Birds — Meditation 9
HOw am I reproved of sluggishness by these watchful Birds! which cheerfully entertain the very dawning of the morning, with their cheerful and delightful warblings! they set their little spirits all awork betimes, while my nobler spirits are bound with the bonds of soft and downy slumbers. For shame my soul! suffer not that Publican sleep to seize so much of your time, yea, your best and freshest time; reprove and chide your sluggish body, as a good Bishop once did, when upon the same occasion he said, Surrexerunt passeres, & ster[•]unt Pontifices.
The early chirping Sparrows may reprove
Such lazy Bishops as their beds do love.
Of many sl[•]ggards it may be said, as Tully said of Verres, the Deputy of Sicily, Quod nunquam solem nec orientem, nec occidentem viderat; that he never saw the Sun rising, being in bed after, nor setting, being in bed before.

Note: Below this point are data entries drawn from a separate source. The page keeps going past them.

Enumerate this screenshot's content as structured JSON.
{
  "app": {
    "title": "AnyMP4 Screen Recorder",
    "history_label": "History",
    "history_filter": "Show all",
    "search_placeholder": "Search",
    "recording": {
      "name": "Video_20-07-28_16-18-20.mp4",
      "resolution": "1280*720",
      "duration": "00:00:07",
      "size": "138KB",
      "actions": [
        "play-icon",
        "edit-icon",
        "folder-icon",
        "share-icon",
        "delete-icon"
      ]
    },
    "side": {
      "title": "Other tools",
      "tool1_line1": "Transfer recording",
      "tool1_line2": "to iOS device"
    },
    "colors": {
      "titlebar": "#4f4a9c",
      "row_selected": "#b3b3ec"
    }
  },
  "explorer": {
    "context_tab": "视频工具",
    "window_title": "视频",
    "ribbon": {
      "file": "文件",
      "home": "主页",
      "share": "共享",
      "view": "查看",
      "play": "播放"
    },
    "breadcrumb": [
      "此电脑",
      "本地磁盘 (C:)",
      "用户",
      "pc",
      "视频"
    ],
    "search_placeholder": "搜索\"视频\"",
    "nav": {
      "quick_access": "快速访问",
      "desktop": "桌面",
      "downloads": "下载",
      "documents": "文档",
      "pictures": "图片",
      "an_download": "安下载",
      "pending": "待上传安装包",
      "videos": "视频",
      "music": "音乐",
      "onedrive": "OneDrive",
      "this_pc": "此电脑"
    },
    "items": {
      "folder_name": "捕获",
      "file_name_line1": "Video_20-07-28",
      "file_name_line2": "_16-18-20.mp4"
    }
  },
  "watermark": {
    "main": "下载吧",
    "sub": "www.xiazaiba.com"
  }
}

'Tis pity, that Christians of all men should suffer sleep to cut such large thongs out of so narrow a hide, as their time on earth is. But alas! it is not so much early rising, as a wise improving those fresh and free hours with God, that will inrich the soul; else, as our Proverb says, a man may be early up, and never the neer; yea, far better it is to be found in bed sl[•]eping, than to be up doing nothing, or that which is worse than nothing. O my soul! learn to prepossess your self every morning with the thoughts of God, and suffer not those fresh and sweet operations of your mind, to be prostituted to earthly things; for that is experimentally true which one in this case has pertinently observed; That if the world get the start of Religion in the morning, it will be hard for Religion to overtake it all the day after.